Archangels of Funk
Cinnamon Jones • Book 2
by Andrea Hairston
Why You'll Love This
A post-apocalyptic world rebuilt through carnival, drum circles, and community — and the woman trying to hold it all together while falling apart.
- Great if you want: Afrofuturist worldbuilding where culture is survival infrastructure
- The experience: dense and layered — rewards slow, attentive reading over quick immersion
- The writing: Hairston blends vernacular rhythm, speculative politics, and folklore into distinctive prose
- Skip if: you haven't read book one — the world complexity compounds quickly
About This Book
In a future reshaped by Water Wars and flood displacement, Cinnamon Jones tends a fragile community of farmers, drifters, and dreamers while running a sci-fi carnival celebration that feels increasingly impossible to justify. She's exhausted, haunted by the elders she's lost, and tempted to let the whole thing fall apart—while outside forces grow more ruthless and the world her community has built together grows more precarious. Hairston understands that survival is never just physical; it's the fight to keep joy and culture and collective memory alive when everything conspires to extinguish them.

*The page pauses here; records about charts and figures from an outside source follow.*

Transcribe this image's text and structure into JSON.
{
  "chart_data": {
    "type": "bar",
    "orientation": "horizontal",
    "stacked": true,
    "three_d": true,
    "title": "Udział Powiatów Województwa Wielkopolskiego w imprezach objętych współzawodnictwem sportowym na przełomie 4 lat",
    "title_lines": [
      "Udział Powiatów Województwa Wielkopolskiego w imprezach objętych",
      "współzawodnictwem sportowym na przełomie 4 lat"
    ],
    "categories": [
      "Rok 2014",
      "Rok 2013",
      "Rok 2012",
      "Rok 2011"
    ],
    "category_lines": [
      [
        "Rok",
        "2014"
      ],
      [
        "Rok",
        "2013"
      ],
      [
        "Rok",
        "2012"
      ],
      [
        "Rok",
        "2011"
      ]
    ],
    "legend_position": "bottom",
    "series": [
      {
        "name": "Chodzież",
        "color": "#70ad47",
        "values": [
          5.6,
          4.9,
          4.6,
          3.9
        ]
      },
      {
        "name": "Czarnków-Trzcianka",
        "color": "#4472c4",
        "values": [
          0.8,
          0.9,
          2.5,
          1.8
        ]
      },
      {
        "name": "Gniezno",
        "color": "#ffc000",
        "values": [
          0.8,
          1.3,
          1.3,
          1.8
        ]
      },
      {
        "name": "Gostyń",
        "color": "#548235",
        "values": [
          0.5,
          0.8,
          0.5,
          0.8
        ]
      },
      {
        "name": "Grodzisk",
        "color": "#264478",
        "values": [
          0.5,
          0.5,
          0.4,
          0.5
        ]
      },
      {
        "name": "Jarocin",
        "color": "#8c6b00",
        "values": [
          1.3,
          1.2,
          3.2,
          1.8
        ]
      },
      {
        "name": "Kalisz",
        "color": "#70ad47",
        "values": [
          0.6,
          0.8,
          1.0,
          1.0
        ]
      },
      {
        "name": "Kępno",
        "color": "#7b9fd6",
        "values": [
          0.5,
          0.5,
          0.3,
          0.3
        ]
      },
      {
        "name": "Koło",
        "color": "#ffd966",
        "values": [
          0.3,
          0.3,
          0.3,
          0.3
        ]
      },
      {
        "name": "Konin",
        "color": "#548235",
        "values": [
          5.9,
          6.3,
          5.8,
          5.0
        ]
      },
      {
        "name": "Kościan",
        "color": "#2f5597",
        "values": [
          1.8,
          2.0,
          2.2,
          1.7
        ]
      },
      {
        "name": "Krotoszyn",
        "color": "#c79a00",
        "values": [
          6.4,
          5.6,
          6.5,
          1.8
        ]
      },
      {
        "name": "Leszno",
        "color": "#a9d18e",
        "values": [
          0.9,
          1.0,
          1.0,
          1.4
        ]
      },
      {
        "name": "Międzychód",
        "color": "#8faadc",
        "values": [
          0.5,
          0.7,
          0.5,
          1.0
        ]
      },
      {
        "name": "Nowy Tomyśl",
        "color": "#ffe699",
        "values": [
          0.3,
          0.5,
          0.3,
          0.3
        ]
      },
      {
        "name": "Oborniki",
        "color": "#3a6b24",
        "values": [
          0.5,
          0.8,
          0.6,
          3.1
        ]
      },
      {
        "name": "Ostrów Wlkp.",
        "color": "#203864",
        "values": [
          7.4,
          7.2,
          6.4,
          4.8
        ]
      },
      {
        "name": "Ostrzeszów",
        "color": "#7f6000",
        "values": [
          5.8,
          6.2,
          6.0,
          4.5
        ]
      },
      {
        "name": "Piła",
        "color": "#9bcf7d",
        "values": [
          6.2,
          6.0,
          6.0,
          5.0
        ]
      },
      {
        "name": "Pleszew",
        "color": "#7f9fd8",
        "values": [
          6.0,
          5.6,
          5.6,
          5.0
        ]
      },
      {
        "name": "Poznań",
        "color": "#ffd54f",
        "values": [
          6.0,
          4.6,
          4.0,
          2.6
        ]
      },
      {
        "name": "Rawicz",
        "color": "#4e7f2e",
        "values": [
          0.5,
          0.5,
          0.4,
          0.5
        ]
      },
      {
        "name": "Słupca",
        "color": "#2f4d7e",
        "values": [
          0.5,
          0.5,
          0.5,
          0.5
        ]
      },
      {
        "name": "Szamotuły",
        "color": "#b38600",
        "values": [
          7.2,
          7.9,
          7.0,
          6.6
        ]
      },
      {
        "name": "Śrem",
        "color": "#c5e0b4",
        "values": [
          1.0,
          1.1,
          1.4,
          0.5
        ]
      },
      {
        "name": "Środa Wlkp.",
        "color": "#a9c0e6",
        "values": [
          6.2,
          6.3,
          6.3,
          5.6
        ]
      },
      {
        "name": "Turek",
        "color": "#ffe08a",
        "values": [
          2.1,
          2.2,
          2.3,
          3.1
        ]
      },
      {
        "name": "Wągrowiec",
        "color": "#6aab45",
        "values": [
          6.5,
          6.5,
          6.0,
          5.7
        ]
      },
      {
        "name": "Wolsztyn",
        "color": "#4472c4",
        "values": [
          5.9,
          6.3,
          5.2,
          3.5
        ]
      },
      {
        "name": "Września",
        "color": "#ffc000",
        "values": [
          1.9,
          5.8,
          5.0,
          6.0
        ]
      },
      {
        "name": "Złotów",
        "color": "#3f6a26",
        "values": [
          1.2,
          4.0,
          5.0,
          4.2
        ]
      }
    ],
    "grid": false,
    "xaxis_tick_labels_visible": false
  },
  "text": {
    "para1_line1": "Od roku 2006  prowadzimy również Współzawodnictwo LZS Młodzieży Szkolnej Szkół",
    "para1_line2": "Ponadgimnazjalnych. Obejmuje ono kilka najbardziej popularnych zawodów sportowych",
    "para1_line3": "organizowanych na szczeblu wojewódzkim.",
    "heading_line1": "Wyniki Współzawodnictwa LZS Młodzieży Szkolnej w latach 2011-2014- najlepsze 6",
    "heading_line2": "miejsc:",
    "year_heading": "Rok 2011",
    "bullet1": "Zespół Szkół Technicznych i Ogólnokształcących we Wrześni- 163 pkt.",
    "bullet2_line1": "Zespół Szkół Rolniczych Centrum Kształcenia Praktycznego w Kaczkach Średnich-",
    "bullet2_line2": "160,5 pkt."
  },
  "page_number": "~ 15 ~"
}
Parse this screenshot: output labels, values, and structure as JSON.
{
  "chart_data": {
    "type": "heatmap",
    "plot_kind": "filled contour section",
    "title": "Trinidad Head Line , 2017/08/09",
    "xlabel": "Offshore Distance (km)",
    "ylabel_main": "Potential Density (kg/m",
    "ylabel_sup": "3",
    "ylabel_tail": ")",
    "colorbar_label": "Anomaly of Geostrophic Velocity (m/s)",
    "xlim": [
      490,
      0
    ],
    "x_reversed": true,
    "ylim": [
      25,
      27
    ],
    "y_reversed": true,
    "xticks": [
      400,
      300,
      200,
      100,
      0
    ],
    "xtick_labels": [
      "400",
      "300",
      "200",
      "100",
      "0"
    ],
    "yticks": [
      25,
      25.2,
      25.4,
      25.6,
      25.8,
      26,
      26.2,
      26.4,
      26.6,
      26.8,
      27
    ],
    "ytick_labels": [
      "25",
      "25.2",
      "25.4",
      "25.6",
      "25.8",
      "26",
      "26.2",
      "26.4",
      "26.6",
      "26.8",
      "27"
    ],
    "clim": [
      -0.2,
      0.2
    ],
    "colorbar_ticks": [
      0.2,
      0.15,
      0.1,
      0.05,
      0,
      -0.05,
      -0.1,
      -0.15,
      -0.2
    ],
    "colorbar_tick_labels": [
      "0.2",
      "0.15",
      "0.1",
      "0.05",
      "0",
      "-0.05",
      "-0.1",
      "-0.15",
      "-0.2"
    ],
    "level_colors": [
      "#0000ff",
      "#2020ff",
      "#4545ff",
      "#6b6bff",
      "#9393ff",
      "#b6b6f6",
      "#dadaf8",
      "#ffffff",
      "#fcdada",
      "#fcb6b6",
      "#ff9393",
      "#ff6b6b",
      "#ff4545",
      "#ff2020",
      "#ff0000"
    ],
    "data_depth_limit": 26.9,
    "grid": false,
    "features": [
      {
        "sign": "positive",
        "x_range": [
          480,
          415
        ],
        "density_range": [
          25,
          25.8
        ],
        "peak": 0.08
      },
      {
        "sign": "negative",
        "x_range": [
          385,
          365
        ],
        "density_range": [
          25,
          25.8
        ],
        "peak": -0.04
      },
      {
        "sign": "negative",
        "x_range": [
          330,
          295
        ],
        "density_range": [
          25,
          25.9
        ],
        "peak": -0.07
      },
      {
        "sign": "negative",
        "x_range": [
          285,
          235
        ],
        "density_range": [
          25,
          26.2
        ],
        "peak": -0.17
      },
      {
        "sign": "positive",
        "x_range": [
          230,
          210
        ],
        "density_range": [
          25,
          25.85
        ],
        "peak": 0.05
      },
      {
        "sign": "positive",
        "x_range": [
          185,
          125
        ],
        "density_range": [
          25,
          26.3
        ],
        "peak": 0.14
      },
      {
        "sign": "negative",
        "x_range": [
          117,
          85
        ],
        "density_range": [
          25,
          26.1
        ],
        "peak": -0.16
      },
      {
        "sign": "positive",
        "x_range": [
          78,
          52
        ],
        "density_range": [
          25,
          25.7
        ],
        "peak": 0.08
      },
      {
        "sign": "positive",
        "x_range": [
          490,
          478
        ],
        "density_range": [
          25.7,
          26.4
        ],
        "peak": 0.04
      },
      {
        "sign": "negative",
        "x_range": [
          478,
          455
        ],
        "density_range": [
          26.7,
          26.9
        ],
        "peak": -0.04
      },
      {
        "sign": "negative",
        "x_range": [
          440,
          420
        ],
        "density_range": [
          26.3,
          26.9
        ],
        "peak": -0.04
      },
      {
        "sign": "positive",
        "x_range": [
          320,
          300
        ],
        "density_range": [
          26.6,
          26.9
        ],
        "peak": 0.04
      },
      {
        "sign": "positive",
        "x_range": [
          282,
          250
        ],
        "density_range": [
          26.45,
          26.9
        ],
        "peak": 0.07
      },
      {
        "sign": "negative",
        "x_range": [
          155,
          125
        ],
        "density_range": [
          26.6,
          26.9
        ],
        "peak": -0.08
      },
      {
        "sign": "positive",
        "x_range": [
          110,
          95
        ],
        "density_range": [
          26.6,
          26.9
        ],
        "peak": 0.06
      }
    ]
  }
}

What makes this novel distinctive is Hairston's voice—dense, musical, and fully committed to its own rhythm. The prose blends Afrofuturist sensibility with the cadences of oral tradition, and the world-building rewards patient readers who lean into the accumulation of detail rather than racing for plot. The Circus-Bots, the Motor Fairies, the drum circles—these aren't decoration; they're argument, insisting that imagination and community are themselves forms of resistance. Readers who love fiction that takes both its politics and its poetry seriously will find this book has a lot to say.